Distributed queries
With the introduction of Polars Cloud, we also introduced the distributed engine. This engine enables users to horizontally scale workloads across multiple machines.
Polars has always been optimized for fast and efficient performance on a single machine. However, when querying large datasets from cloud storage, performance is often constrained by the I/O limitations of a single node. By scaling horizontally, these download limitations can be significantly reduced, allowing users to process data at scale.

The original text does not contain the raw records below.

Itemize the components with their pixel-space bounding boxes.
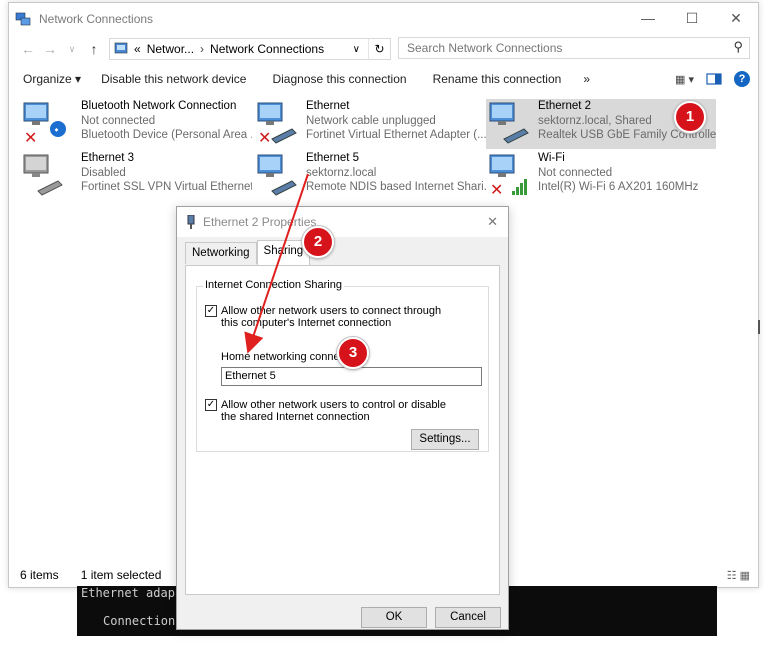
search-icon[interactable]: ⚲ bbox=[733, 39, 743, 55]
ics-group: Internet Connection Sharing ✓ Allow othe… bbox=[196, 279, 489, 452]
connection-ethernet-3[interactable]: Ethernet 3 Disabled Fortinet SSL VPN Vir… bbox=[20, 151, 252, 201]
ethernet-icon: ✕ bbox=[254, 99, 302, 147]
breadcrumb-prefix[interactable]: « bbox=[134, 42, 141, 56]
search-input[interactable]: Search Network Connections ⚲ bbox=[398, 37, 750, 59]
svg-text:✕: ✕ bbox=[258, 128, 271, 147]
rename-button[interactable]: Rename this connection bbox=[433, 72, 562, 86]
back-arrow-icon[interactable]: ← bbox=[17, 41, 39, 57]
step-badge-1: 1 bbox=[674, 101, 706, 133]
command-toolbar: Organize ▾ Disable this network device D… bbox=[9, 67, 758, 91]
console-line: Ethernet adap bbox=[81, 586, 175, 600]
cancel-button[interactable]: Cancel bbox=[435, 607, 501, 628]
window-controls: — ☐ ✕ bbox=[626, 3, 758, 33]
connection-device: Bluetooth Device (Personal Area ... bbox=[81, 129, 252, 141]
step-badge-2: 2 bbox=[302, 226, 334, 258]
diagnose-button[interactable]: Diagnose this connection bbox=[272, 72, 406, 86]
control-panel-icon bbox=[114, 42, 128, 54]
view-controls: ▦ ▾ ? bbox=[675, 71, 750, 87]
svg-text:✕: ✕ bbox=[24, 128, 37, 147]
dialog-close-icon[interactable]: ✕ bbox=[487, 214, 498, 230]
selection-count: 1 item selected bbox=[80, 568, 162, 582]
up-arrow-icon[interactable]: ↑ bbox=[83, 41, 105, 57]
close-button[interactable]: ✕ bbox=[714, 3, 758, 33]
connection-status: Not connected bbox=[81, 114, 156, 127]
address-dropdown-icon[interactable]: ∨ bbox=[353, 44, 360, 55]
preview-pane-icon[interactable] bbox=[706, 73, 722, 85]
change-view-icon[interactable]: ▦ ▾ bbox=[675, 73, 694, 86]
maximize-button[interactable]: ☐ bbox=[670, 3, 714, 33]
svg-text:✕: ✕ bbox=[490, 180, 503, 199]
address-bar[interactable]: « Networ... › Network Connections ∨ ↻ bbox=[109, 38, 391, 60]
connection-bluetooth[interactable]: ⬩ ✕ Bluetooth Network Connection Not con… bbox=[20, 99, 252, 149]
connection-device: Fortinet SSL VPN Virtual Ethernet ... bbox=[81, 181, 252, 193]
dialog-tabs: Networking Sharing bbox=[185, 240, 311, 265]
breadcrumb-item-networ[interactable]: Networ... bbox=[147, 42, 194, 56]
tab-networking[interactable]: Networking bbox=[185, 242, 257, 264]
connection-name: Ethernet 3 bbox=[81, 152, 135, 164]
wifi-icon: ✕ bbox=[486, 151, 534, 199]
group-title: Internet Connection Sharing bbox=[203, 279, 344, 291]
breadcrumb-item-network-connections[interactable]: Network Connections bbox=[210, 42, 324, 56]
view-toggle-icons[interactable]: ☷ ▦ bbox=[727, 569, 750, 582]
connection-name: Wi-Fi bbox=[538, 152, 565, 164]
connection-status: Network cable unplugged bbox=[306, 114, 436, 127]
connection-wifi[interactable]: ✕ Wi-Fi Not connected Intel(R) Wi-Fi 6 A… bbox=[486, 151, 718, 201]
svg-text:⬩: ⬩ bbox=[55, 123, 59, 136]
background-window-edge bbox=[758, 320, 760, 334]
dialog-title: Ethernet 2 Properties bbox=[203, 215, 317, 229]
ethernet-disabled-icon bbox=[20, 151, 68, 199]
connection-ethernet[interactable]: ✕ Ethernet Network cable unplugged Forti… bbox=[254, 99, 486, 149]
allow-connect-label: Allow other network users to connect thr… bbox=[221, 305, 442, 329]
connection-status: Disabled bbox=[81, 166, 126, 179]
ethernet-plug-icon bbox=[187, 215, 195, 229]
connection-device: Intel(R) Wi-Fi 6 AX201 160MHz bbox=[538, 181, 699, 193]
connection-name: Bluetooth Network Connection bbox=[81, 100, 237, 112]
minimize-button[interactable]: — bbox=[626, 3, 670, 33]
allow-connect-checkbox[interactable]: ✓ bbox=[205, 305, 217, 317]
recent-dropdown-icon[interactable]: ∨ bbox=[61, 44, 83, 55]
disable-device-button[interactable]: Disable this network device bbox=[101, 72, 246, 86]
console-line: Connection bbox=[103, 614, 176, 628]
forward-arrow-icon[interactable]: → bbox=[39, 41, 61, 57]
breadcrumb-separator-icon: › bbox=[200, 42, 205, 56]
connection-name: Ethernet 5 bbox=[306, 152, 360, 164]
refresh-icon[interactable]: ↻ bbox=[368, 39, 390, 59]
connection-status: sektornz.local bbox=[306, 166, 377, 179]
settings-button[interactable]: Settings... bbox=[411, 429, 479, 450]
more-commands-button[interactable]: » bbox=[583, 72, 590, 86]
ok-button[interactable]: OK bbox=[361, 607, 427, 628]
properties-dialog: Ethernet 2 Properties ✕ Networking Shari… bbox=[176, 206, 509, 630]
sharing-panel: Internet Connection Sharing ✓ Allow othe… bbox=[185, 265, 500, 595]
bluetooth-network-icon: ⬩ ✕ bbox=[20, 99, 68, 147]
connection-device: Remote NDIS based Internet Shari... bbox=[306, 181, 486, 193]
window-title: Network Connections bbox=[39, 12, 154, 26]
organize-menu[interactable]: Organize ▾ bbox=[23, 72, 81, 86]
ethernet-icon bbox=[254, 151, 302, 199]
allow-control-checkbox[interactable]: ✓ bbox=[205, 399, 217, 411]
network-connections-icon bbox=[15, 12, 31, 26]
connection-name: Ethernet bbox=[306, 100, 350, 112]
connection-ethernet-5[interactable]: Ethernet 5 sektornz.local Remote NDIS ba… bbox=[254, 151, 486, 201]
home-networking-select[interactable]: Ethernet 5 bbox=[221, 367, 482, 386]
ethernet-icon bbox=[486, 99, 534, 147]
allow-control-label: Allow other network users to control or … bbox=[221, 399, 446, 423]
item-count: 6 items bbox=[20, 568, 59, 582]
connection-device: Fortinet Virtual Ethernet Adapter (... bbox=[306, 129, 486, 141]
connection-status: Not connected bbox=[538, 166, 613, 179]
step-badge-3: 3 bbox=[337, 337, 369, 369]
dialog-title-bar: Ethernet 2 Properties ✕ bbox=[177, 207, 508, 237]
search-placeholder: Search Network Connections bbox=[407, 41, 563, 55]
help-icon[interactable]: ? bbox=[734, 71, 750, 87]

Distributed engine is in open beta
The distributed engine currently supports most of Polars API and datatypes. Follow the tracking issue to stay up to date.
Using distributed engine
To execute queries using the distributed engine, you can call the distributed()
method.
lf: LazyFrame
result = (
lf.remote()
.distributed()
.execute()
)
Example
This example demonstrates running query 3 of the PDS-H benchmarkon scale factor 100 (approx. 100GB of data) using Polars Cloud distributed engine.
Run the example yourself
Copy and paste the code to you environment and run it. The data is hosted in S3 buckets that use AWS Requester Pays, meaning you pay only for pays the cost of the request and the data download from the bucket. The storage costs are covered.

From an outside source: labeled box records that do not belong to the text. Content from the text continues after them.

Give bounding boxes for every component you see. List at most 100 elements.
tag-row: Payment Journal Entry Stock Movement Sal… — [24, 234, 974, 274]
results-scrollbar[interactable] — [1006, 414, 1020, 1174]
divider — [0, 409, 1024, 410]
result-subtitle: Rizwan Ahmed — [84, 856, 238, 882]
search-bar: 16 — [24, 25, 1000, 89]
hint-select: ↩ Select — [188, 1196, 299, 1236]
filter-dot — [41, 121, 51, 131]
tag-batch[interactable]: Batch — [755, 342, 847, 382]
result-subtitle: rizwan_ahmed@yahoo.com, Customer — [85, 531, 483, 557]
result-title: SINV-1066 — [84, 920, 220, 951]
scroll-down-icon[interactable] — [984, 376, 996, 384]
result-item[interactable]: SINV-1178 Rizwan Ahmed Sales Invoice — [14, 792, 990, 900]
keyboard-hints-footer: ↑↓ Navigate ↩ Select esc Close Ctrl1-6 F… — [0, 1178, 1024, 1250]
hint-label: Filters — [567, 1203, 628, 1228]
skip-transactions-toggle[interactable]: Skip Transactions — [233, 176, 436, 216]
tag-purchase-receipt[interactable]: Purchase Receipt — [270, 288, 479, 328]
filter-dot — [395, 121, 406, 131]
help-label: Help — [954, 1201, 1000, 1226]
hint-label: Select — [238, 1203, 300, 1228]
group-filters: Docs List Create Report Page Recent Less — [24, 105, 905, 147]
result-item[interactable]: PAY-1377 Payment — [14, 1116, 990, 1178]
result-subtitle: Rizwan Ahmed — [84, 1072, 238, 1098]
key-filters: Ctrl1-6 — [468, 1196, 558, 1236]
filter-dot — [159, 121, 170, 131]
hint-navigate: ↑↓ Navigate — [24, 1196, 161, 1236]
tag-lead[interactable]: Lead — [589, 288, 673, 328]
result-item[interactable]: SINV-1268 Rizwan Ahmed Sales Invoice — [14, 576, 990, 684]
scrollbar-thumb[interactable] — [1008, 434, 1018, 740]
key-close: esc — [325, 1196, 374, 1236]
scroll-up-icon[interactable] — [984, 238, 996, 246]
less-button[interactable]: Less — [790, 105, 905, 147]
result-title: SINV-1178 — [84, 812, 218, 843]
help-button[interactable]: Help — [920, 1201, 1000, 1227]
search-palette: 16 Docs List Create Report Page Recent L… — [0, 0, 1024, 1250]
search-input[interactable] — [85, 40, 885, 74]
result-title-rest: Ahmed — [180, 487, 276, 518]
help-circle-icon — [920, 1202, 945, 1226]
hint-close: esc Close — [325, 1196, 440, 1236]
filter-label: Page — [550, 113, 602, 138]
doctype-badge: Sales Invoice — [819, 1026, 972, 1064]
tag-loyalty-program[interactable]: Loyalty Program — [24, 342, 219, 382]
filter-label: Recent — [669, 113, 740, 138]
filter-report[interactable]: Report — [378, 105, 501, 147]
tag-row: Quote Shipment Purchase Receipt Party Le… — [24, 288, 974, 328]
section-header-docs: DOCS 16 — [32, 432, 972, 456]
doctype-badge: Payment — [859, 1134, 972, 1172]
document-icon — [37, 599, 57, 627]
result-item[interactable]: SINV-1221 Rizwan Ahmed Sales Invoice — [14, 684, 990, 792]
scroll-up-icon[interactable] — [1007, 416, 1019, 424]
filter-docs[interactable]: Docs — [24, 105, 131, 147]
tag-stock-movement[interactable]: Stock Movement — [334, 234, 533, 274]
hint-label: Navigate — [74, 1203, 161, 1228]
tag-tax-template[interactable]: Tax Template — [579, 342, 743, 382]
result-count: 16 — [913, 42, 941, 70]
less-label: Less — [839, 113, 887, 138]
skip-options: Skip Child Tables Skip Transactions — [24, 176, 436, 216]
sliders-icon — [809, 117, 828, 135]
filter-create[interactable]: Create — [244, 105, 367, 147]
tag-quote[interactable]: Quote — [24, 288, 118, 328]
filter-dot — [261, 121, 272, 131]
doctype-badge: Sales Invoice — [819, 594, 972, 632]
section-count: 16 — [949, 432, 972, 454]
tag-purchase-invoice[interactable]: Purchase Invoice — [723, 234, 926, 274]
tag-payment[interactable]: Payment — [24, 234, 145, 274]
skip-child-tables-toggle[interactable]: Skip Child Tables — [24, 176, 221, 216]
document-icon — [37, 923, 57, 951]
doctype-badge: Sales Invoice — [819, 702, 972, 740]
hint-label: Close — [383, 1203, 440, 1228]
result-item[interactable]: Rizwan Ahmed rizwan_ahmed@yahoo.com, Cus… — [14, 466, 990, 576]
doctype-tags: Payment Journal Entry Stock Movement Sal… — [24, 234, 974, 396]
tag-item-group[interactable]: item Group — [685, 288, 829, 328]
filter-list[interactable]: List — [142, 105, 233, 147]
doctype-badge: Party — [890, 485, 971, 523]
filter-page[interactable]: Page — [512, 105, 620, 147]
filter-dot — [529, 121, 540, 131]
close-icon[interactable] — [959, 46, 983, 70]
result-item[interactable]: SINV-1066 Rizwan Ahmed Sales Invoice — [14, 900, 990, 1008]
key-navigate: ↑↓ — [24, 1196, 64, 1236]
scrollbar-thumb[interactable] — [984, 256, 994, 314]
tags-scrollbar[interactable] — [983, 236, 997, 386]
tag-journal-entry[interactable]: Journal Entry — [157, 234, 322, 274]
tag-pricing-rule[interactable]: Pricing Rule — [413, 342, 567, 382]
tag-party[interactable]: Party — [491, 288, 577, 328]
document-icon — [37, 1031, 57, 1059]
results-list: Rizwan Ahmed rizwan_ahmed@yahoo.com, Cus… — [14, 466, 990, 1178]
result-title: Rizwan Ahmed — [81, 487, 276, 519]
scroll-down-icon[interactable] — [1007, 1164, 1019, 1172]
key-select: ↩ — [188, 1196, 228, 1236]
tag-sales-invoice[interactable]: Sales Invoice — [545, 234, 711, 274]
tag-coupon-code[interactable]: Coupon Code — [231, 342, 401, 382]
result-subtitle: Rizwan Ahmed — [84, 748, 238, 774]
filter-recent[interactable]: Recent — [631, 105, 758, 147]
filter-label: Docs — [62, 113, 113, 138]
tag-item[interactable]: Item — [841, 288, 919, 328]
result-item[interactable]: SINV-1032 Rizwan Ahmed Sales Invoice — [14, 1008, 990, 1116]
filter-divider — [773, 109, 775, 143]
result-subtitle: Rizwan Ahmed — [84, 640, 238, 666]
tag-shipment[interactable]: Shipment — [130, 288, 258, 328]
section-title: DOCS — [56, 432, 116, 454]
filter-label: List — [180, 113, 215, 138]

First import the required packages and point to the S3 bucket. In this example, we take one of the PDS-H benchmarks queries for demonstration purposes.
import polars as pl
import polars_cloud as pc
lineitem_sf100 = pl.scan_parquet("s3://polars-cloud-samples-us-east-2-prdv/pdsh/sf100/lineitem/*.parquet",
storage_options={"request_payer": "true"})
customer_sf100 = pl.scan_parquet("s3://polars-cloud-samples-us-east-2-prd/pdsh/sf100/customer/*.parquet",
storage_options={"request_payer": "true"})

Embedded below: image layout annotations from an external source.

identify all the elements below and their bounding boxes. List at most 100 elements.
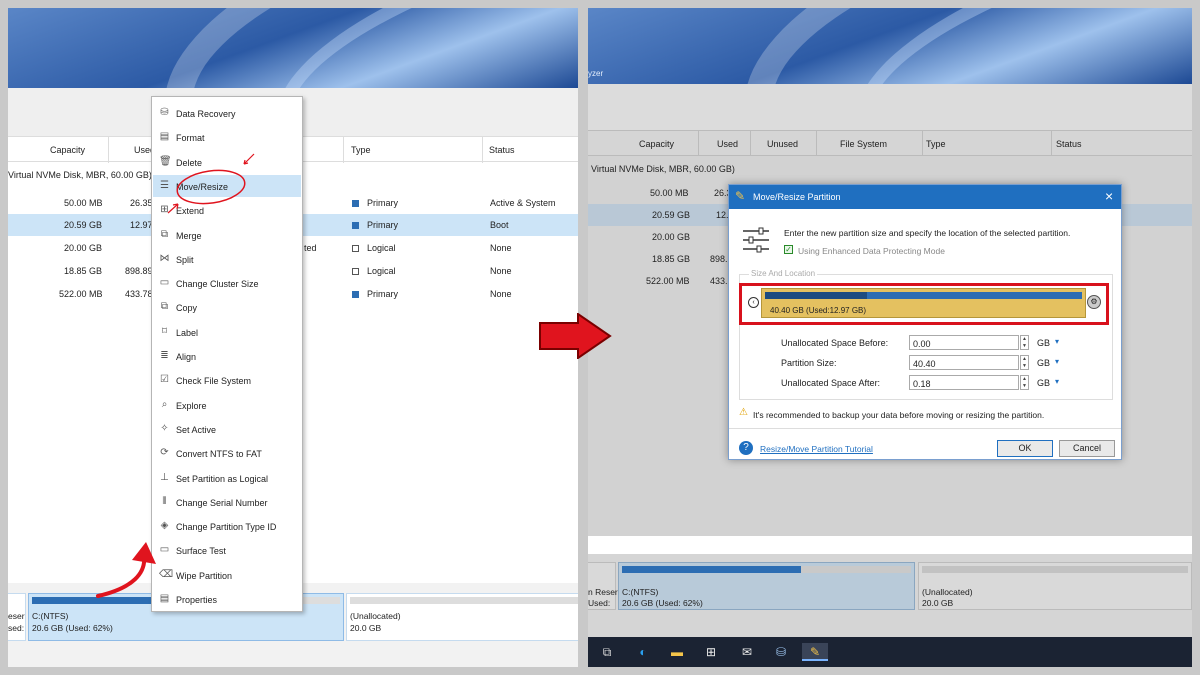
menu-item-convert[interactable]: ⟳ Convert NTFS to FAT bbox=[153, 442, 301, 464]
menu-item-set-active[interactable]: ✧ Set Active bbox=[153, 418, 301, 440]
status-cell: None bbox=[490, 243, 512, 253]
move-resize-dialog: ✎ Move/Resize Partition × Enter the new … bbox=[728, 184, 1122, 460]
disk-map-unallocated[interactable]: (Unallocated) 20.0 GB bbox=[346, 593, 578, 641]
toolbar-area bbox=[588, 84, 1192, 130]
partition-wizard-icon[interactable]: ✎ bbox=[802, 643, 828, 661]
unit-dropdown-icon[interactable]: ▾ bbox=[1055, 337, 1059, 346]
enhanced-mode-checkbox[interactable]: ✓ bbox=[784, 245, 793, 254]
menu-item-properties[interactable]: ▤ Properties bbox=[153, 588, 301, 610]
menu-item-label: Data Recovery bbox=[176, 109, 236, 119]
instruction-text: Enter the new partition size and specify… bbox=[784, 228, 1071, 238]
check-file-system-icon: ☑ bbox=[160, 374, 169, 386]
capacity-cell: 50.00 MB bbox=[64, 198, 103, 208]
partition-table-header: Capacity Used Unused File System Type St… bbox=[588, 130, 1192, 157]
menu-item-label: Set Partition as Logical bbox=[176, 473, 269, 484]
disk-map-c-partition[interactable]: C:(NTFS) 20.6 GB (Used: 62%) bbox=[618, 562, 915, 610]
column-capacity[interactable]: Capacity bbox=[50, 145, 85, 155]
left-screenshot: Capacity Used Type Status Virtual NVMe D… bbox=[8, 8, 578, 667]
menu-item-data-recovery[interactable]: ⛁ Data Recovery bbox=[153, 102, 301, 124]
capacity-cell: 20.00 GB bbox=[64, 243, 103, 253]
used-cell: 433.78 bbox=[125, 289, 153, 299]
help-icon[interactable]: ? bbox=[739, 441, 753, 455]
edge-icon[interactable]: ◐ bbox=[634, 643, 652, 661]
menu-item-label: Convert NTFS to FAT bbox=[176, 449, 262, 460]
capacity-cell: 20.59 GB bbox=[64, 220, 103, 230]
menu-item-explore[interactable]: ⌕ Explore bbox=[153, 394, 301, 416]
menu-item-wipe[interactable]: ⌫ Wipe Partition bbox=[153, 564, 301, 586]
menu-item-serial-number[interactable]: ⦀ Change Serial Number bbox=[153, 491, 301, 513]
close-icon[interactable]: × bbox=[1105, 188, 1113, 204]
dialog-title: Move/Resize Partition bbox=[753, 192, 841, 202]
transition-arrow-icon bbox=[539, 313, 612, 359]
column-file-system[interactable]: File System bbox=[840, 139, 887, 149]
tutorial-link[interactable]: Resize/Move Partition Tutorial bbox=[760, 444, 873, 454]
field-label: Partition Size: bbox=[781, 358, 837, 368]
disk-map-reserved[interactable]: n Reser Used: bbox=[588, 562, 618, 610]
field-label: Unallocated Space Before: bbox=[781, 338, 889, 348]
menu-item-type-id[interactable]: ◈ Change Partition Type ID bbox=[153, 515, 301, 537]
cancel-button[interactable]: Cancel bbox=[1059, 440, 1115, 457]
menu-item-format[interactable]: ▤ Format bbox=[153, 126, 301, 148]
disk-tool-icon[interactable]: ⛁ bbox=[772, 643, 790, 661]
checkbox-label: Using Enhanced Data Protecting Mode bbox=[798, 246, 945, 256]
column-used[interactable]: Used bbox=[717, 139, 738, 149]
unit-dropdown-icon[interactable]: ▾ bbox=[1055, 377, 1059, 386]
disk-map: n Reser Used: C:(NTFS) 20.6 GB (Used: 62… bbox=[588, 554, 1192, 637]
column-type[interactable]: Type bbox=[351, 145, 371, 155]
disk-row[interactable]: Virtual NVMe Disk, MBR, 60.00 GB) bbox=[588, 158, 1192, 180]
explore-icon: ⌕ bbox=[161, 398, 168, 410]
capacity-cell: 18.85 GB bbox=[652, 254, 691, 264]
menu-item-align[interactable]: ≣ Align bbox=[153, 345, 301, 367]
delete-icon: 🗑 bbox=[159, 155, 172, 167]
store-icon[interactable]: ⊞ bbox=[702, 643, 720, 661]
menu-item-label[interactable]: ⌑ Label bbox=[153, 321, 301, 343]
unit-label: GB bbox=[1037, 358, 1051, 368]
used-cell: 26.35 bbox=[130, 198, 153, 208]
label-icon: ⌑ bbox=[161, 325, 168, 337]
usage-bar bbox=[922, 566, 1188, 573]
warning-icon: ⚠ bbox=[739, 407, 748, 418]
menu-item-label: Format bbox=[176, 133, 205, 144]
menu-item-extend[interactable]: ⊞ Extend bbox=[153, 199, 301, 221]
menu-item-delete[interactable]: 🗑 Delete bbox=[153, 151, 301, 173]
capacity-cell: 20.00 GB bbox=[652, 232, 691, 242]
menu-item-split[interactable]: ⋈ Split bbox=[153, 248, 301, 270]
column-unused[interactable]: Unused bbox=[767, 139, 798, 149]
unallocated-before-input[interactable]: 0.00 bbox=[909, 335, 1019, 350]
stepper-icon[interactable]: ▲ ▼ bbox=[1020, 375, 1029, 390]
primary-partition-icon bbox=[352, 291, 359, 298]
column-status[interactable]: Status bbox=[1056, 139, 1082, 149]
task-view-icon[interactable]: ⧉ bbox=[598, 643, 616, 661]
column-capacity[interactable]: Capacity bbox=[639, 139, 674, 149]
partition-size-input[interactable]: 40.40 bbox=[909, 355, 1019, 370]
menu-item-copy[interactable]: ⧉ Copy bbox=[153, 296, 301, 318]
stepper-icon[interactable]: ▲ ▼ bbox=[1020, 335, 1029, 350]
disk-map-reserved[interactable]: eser sed: bbox=[8, 593, 26, 641]
unallocated-after-input[interactable]: 0.18 bbox=[909, 375, 1019, 390]
menu-item-set-logical[interactable]: ⊥ Set Partition as Logical bbox=[153, 467, 301, 489]
menu-item-cluster-size[interactable]: ▭ Change Cluster Size bbox=[153, 272, 301, 294]
column-status[interactable]: Status bbox=[489, 145, 515, 155]
app-banner bbox=[8, 8, 578, 88]
column-type[interactable]: Type bbox=[926, 139, 946, 149]
menu-item-surface-test[interactable]: ▭ Surface Test bbox=[153, 539, 301, 561]
unit-dropdown-icon[interactable]: ▾ bbox=[1055, 357, 1059, 366]
type-cell: Logical bbox=[352, 243, 396, 253]
mail-icon[interactable]: ✉ bbox=[738, 643, 756, 661]
menu-item-merge[interactable]: ⧉ Merge bbox=[153, 224, 301, 246]
app-banner: yzer bbox=[588, 8, 1192, 84]
disk-map-unallocated[interactable]: (Unallocated) 20.0 GB bbox=[918, 562, 1192, 610]
surface-test-icon: ▭ bbox=[159, 544, 170, 556]
menu-item-label: Properties bbox=[176, 595, 218, 605]
stepper-icon[interactable]: ▲ ▼ bbox=[1020, 355, 1029, 370]
menu-item-check-file-system[interactable]: ☑ Check File System bbox=[153, 369, 301, 391]
disk-label: Virtual NVMe Disk, MBR, 60.00 GB) bbox=[591, 164, 735, 174]
partition-context-menu: ⛁ Data Recovery ▤ Format 🗑 Delete ☰ Move/Resize… bbox=[151, 96, 303, 612]
ok-button[interactable]: OK bbox=[997, 440, 1053, 457]
file-explorer-icon[interactable]: ▬ bbox=[668, 643, 686, 661]
partition-wizard-icon: ✎ bbox=[735, 189, 746, 203]
logical-partition-icon bbox=[352, 268, 359, 275]
menu-item-label: Split bbox=[176, 254, 194, 265]
menu-item-move-resize[interactable]: ☰ Move/Resize bbox=[153, 174, 301, 197]
copy-icon: ⧉ bbox=[160, 301, 169, 313]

orders_sf100 = pl.scan_parquet("s3://polars-cloud-samples-us-east-2-prd/pdsh/sf100/orders/*.parquet",
storage_options={"request_payer": "true"})
After that we define the query. Note that this query will also run on your local machine if you have the data available. You can generate the data with the Polars Benchmark repository.
def pdsh_q3(customer, lineitem, orders):
return (
customer.filter(pl.col("c_mktsegment") == "BUILDING")
.join(orders, left_on="c_custkey", right_on="o_custkey")
.join(lineitem, left_on="o_orderkey", right_on="l_orderkey")
.filter(pl.col("o_orderdate") < pl.date(1995, 3, 15))
.filter(pl.col("l_shipdate") > pl.date(1995, 3, 15))
.with_columns(
(pl.col("l_extendedprice") * (1 - pl.col("l_discount"))).alias("revenue")
)
.group_by("o_orderkey", "o_orderdate", "o_shippriority")
.agg(pl.sum("revenue"))
.select(
pl.col("o_orderkey").alias("l_orderkey"),
"revenue",
"o_orderdate",
"o_shippriority",
)
.sort(by=["revenue", "o_orderdate"], descending=[True, False])
)
The final step is to set the compute context and run the query. Here we're using 5 nodes with 10
CPUs and 10GB memory each. Show()
will return the first 10 rows back to your environment. The
query takes around xx seconds to execute.
ctx = pc.ComputeContext(workspace="your-workspace", cpus=4, memory=4, cluster_size=5)
pdsh_q3(customer_sf100, lineitem_sf100, orders_sf100)
.remote(ctx)
.distributed()
.show()
Try on SF1000 (approx. 1TB of data)
You can also run this example on a higher scale factor. The data is available on the same bucket. You can change the URL from sf100
to sf1000
.